The woman appeared from behind me and took her seat again at the table. It occurred to me that any wine I ordered might be dosed with something.

“You want to know what you remind me of?”

“Yeah, I've decided no wine. I need to find this woman, and if you're not going to help me I'd like to be referred to someone who might.”

“Okay,” she said, and shifted her gaze to the valley. I looked at my shoes on the ground. I had known the plan was not going to be easy—the plan required focus and fortitude. The plan was to.

“What do I remind you of?” I asked.

“The way a dog looks at you sometimes and you know it wants something but you have no idea what.”

“Or a child,” I said. “A baby.”

She shrugged. “That's a real man thing to say. I don't mean that badly, but babies only want two or three things. The hardest part is birth. After that it all gets easier.”

“So you have kids?”

“Look at the sun,” she said. “It looks like one of those Super Balls.”

I had become distracted. I focused on the plan.

I picked up my shoes and walked to the edge of the patio. A long brick stairway led me down into the valley. Row upon row of plants. I began down one of these rows of neck-high plants, walking a strip of grass only a little wider than my shoulders. The ground was harder than I expected and felt too dry to grow anything. I almost never went barefoot, and my feet against the grass looked suspiciously like hands.

Some of the men and women here among the vines were crouched, holding shears. Others carried buckets of grapes in each hand, passing me with a steady smile and a nod. I saw a woman stop at one of the grape pickers and hand him something from out of a canvas bag. Water. I recalled the work of my most difficult delivery of the summer, unloading those bottles into the cellar with those two men in pale-blue collared shirts. I thought of their willingness to help and the diligence with which they'd worked.

The grapes hanging from vines were alive with dust. A trellis system supported the vines, anchored by stakes set into the earth at regular intervals of exactly two natural steps. I kept going. I saw a tour group coming toward me and cut across a row to avoid the sound of their crass, outside-world chatter. I smiled at two cultists who were categorically not Ian's mother, working on an irrigation system. I kept walking deeper into the vineyard and soon reached what appeared to be a perimeter of sorts, where the rows of plants stopped and a field of barely kempt grass began. Turning back, I saw the Irenia building far in the distance, along with a figure slowly making its way down the aisle. Sun perched up there like some massively dispersed searchlight. Of course it was Opal coming toward me, a propane lamp in one hand. I considered my plan and turned back to the western reaches of the property. There was activity out there; I could see tiny bodies moving out in the field, a truck approaching them from the north.

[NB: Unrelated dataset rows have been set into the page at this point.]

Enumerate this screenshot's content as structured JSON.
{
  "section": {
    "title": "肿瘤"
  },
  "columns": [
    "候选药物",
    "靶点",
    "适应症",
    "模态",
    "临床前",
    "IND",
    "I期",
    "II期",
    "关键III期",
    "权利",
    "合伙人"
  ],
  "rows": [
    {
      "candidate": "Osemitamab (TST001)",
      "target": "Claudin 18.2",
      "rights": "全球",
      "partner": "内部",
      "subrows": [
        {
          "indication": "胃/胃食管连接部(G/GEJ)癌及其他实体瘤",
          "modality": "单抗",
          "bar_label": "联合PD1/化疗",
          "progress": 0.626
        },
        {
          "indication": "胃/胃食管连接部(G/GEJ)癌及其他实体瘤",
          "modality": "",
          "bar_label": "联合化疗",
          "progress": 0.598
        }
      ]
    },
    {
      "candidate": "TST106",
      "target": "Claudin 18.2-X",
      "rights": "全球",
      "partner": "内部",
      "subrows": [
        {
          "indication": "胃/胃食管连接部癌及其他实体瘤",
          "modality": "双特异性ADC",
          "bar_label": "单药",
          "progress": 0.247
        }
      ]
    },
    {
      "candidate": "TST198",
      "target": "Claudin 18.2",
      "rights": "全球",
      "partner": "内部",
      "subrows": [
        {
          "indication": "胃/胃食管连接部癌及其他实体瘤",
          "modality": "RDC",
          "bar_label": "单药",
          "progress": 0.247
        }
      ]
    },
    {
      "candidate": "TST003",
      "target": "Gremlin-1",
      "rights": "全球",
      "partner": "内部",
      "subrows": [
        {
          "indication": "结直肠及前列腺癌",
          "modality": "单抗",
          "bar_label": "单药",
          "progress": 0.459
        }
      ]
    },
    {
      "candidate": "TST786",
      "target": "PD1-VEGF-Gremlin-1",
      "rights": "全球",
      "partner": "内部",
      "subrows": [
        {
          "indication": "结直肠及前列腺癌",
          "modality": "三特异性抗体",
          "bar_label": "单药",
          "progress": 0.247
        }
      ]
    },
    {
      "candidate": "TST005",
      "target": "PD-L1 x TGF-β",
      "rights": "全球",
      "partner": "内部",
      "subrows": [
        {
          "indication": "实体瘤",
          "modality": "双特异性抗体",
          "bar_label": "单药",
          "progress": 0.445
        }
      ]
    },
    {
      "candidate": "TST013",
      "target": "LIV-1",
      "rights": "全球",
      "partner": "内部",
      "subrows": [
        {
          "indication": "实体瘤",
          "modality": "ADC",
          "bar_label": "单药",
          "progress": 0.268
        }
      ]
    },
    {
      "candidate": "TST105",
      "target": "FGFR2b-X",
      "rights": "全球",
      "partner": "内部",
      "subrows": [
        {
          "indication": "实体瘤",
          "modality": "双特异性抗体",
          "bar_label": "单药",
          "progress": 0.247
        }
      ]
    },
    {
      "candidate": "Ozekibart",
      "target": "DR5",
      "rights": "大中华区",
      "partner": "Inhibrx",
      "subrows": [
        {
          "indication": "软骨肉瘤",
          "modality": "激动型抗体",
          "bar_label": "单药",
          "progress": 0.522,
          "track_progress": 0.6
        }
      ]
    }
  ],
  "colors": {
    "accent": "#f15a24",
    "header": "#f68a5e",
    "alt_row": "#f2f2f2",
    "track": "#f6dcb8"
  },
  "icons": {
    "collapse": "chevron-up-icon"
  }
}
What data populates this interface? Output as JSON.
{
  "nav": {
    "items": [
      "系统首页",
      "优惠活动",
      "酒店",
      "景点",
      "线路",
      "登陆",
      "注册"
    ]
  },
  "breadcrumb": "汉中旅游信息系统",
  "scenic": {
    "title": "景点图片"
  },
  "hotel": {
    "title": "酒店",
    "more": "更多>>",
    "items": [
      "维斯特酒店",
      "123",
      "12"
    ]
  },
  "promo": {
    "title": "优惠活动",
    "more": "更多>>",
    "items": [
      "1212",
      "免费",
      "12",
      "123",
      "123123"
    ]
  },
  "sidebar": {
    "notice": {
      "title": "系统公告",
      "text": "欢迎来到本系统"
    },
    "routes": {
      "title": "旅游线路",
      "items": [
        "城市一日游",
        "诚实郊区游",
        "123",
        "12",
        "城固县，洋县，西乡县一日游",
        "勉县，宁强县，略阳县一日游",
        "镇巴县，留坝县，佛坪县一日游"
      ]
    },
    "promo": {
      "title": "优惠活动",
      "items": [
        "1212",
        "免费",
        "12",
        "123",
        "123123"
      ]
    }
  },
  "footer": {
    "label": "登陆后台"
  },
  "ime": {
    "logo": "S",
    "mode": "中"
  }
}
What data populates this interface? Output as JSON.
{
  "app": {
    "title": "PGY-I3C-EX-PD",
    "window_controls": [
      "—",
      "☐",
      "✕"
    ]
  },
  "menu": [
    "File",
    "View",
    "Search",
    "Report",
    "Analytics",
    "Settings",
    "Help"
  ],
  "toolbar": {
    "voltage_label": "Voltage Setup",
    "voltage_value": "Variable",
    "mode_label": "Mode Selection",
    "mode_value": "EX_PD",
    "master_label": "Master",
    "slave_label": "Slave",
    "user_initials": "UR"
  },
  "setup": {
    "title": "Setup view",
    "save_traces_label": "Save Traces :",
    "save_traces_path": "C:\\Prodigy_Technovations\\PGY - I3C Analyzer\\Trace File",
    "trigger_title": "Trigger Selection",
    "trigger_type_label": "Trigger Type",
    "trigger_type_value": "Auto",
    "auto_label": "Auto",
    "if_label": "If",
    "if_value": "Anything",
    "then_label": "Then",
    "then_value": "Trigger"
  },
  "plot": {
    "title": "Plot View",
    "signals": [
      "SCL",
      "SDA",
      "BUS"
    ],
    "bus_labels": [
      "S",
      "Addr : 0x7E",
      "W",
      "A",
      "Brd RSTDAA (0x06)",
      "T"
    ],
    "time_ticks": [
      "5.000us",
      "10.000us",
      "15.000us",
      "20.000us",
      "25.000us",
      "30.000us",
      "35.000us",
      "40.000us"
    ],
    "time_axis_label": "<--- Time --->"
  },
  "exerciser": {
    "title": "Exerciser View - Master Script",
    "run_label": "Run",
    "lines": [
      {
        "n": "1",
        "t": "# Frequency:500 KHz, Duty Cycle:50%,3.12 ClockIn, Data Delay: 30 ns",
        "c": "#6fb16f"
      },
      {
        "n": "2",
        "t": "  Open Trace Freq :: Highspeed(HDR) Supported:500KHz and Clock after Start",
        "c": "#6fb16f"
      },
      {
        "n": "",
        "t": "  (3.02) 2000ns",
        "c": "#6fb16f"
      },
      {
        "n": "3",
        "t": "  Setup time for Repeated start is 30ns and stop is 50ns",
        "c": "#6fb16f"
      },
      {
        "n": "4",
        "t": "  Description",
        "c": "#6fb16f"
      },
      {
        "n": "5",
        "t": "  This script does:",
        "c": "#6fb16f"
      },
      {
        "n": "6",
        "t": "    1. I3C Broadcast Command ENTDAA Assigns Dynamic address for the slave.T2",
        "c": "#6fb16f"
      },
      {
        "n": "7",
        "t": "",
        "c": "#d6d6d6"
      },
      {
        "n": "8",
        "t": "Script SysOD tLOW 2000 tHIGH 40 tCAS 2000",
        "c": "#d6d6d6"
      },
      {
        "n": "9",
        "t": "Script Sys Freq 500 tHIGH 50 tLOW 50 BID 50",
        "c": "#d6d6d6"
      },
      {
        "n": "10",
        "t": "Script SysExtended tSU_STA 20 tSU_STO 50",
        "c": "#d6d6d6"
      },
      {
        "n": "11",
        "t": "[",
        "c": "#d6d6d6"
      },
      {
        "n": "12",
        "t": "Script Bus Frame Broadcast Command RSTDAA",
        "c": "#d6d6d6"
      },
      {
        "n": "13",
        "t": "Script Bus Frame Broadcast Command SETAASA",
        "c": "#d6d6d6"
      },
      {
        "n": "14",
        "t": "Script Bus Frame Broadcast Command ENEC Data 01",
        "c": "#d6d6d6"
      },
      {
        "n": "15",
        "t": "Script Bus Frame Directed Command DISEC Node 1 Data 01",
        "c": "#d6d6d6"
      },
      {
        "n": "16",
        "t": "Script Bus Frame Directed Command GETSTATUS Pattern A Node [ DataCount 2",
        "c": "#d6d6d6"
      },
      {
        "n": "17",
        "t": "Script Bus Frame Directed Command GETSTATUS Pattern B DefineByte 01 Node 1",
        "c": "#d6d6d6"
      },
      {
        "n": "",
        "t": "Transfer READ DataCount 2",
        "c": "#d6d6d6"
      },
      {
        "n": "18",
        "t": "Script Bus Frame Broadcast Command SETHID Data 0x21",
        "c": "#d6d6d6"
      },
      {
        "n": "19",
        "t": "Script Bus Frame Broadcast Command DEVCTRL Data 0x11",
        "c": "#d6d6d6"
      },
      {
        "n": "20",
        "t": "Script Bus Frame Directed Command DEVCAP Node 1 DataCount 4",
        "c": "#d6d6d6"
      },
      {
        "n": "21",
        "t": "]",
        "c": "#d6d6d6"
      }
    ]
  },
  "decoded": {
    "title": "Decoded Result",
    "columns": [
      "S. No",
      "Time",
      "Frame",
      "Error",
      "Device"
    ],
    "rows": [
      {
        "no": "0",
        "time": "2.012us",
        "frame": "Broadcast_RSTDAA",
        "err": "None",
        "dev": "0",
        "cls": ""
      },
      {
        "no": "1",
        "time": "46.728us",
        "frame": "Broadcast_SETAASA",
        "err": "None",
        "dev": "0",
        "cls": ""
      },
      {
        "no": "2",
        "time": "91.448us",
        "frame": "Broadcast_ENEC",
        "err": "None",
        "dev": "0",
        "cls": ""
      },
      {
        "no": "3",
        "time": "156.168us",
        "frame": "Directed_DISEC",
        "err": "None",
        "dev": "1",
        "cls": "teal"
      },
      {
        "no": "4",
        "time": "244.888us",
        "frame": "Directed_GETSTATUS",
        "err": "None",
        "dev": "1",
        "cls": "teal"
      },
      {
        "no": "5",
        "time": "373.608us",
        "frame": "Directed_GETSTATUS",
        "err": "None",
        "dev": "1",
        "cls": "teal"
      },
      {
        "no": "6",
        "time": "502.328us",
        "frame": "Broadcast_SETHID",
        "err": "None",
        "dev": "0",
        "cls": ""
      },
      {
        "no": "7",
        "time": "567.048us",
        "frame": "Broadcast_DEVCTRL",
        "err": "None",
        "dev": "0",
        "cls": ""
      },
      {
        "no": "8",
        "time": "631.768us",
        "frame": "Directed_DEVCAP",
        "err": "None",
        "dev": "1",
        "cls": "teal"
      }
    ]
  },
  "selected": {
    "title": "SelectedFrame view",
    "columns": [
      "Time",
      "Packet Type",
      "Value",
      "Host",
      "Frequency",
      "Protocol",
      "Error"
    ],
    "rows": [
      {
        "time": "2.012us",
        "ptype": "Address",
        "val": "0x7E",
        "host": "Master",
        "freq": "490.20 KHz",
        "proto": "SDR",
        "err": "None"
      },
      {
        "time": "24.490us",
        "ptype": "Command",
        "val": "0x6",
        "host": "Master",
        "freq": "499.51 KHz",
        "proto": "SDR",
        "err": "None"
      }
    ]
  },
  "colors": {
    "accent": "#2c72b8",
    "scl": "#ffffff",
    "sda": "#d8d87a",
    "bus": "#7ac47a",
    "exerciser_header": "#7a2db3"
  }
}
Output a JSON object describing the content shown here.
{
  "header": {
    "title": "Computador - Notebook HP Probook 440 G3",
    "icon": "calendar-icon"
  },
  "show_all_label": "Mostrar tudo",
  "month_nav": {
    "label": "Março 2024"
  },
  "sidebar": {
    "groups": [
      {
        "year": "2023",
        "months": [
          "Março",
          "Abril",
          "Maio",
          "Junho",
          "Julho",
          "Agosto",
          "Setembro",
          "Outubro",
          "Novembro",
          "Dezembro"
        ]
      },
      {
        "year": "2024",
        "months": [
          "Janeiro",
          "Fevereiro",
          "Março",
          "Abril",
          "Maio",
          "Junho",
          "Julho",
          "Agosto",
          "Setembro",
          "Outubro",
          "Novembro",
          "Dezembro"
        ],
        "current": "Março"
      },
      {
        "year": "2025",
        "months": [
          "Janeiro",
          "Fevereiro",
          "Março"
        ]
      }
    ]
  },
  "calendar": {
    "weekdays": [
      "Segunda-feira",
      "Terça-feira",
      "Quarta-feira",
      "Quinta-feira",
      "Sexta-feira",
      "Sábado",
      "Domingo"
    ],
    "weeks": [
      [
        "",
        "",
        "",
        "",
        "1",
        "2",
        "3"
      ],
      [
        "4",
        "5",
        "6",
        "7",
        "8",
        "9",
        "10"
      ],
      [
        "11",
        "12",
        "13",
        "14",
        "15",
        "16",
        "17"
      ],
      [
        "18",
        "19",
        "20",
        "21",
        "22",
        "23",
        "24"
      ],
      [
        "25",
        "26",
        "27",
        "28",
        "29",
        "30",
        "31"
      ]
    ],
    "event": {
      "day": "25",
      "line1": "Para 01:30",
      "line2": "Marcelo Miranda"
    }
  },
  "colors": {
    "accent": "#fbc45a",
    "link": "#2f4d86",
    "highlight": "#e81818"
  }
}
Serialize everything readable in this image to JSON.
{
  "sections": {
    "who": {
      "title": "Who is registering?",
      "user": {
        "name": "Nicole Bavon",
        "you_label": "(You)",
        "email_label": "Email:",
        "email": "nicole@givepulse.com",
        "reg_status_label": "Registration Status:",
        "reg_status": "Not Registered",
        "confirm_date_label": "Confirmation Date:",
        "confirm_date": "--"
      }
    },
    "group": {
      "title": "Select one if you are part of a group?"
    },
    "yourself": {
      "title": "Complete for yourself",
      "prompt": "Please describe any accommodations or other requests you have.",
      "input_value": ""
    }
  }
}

“It's okay,” she said. “You're allowed to go out there.”

Plans, what they say about them. I had hoped to find Mrs. Worpley in the Irenia building, somewhere closer to my car. Stepping into the field of grass would take me one ring farther from escape. Opal's eyes were deer eyes, wide and vague, but without suspicion.

“There has to be a leader,” I said. “Someone who sleeps with the women and runs the meetings.”

“That's a bit crass. Nobody here has to sleep with anyone unless they want to.”

With her head cocked she looked younger than I'd initially thought, and this was the sort of thing on which one could easily dwell, and there was no time for dwelling. If the sun was to be trusted, it was getting on into late afternoon.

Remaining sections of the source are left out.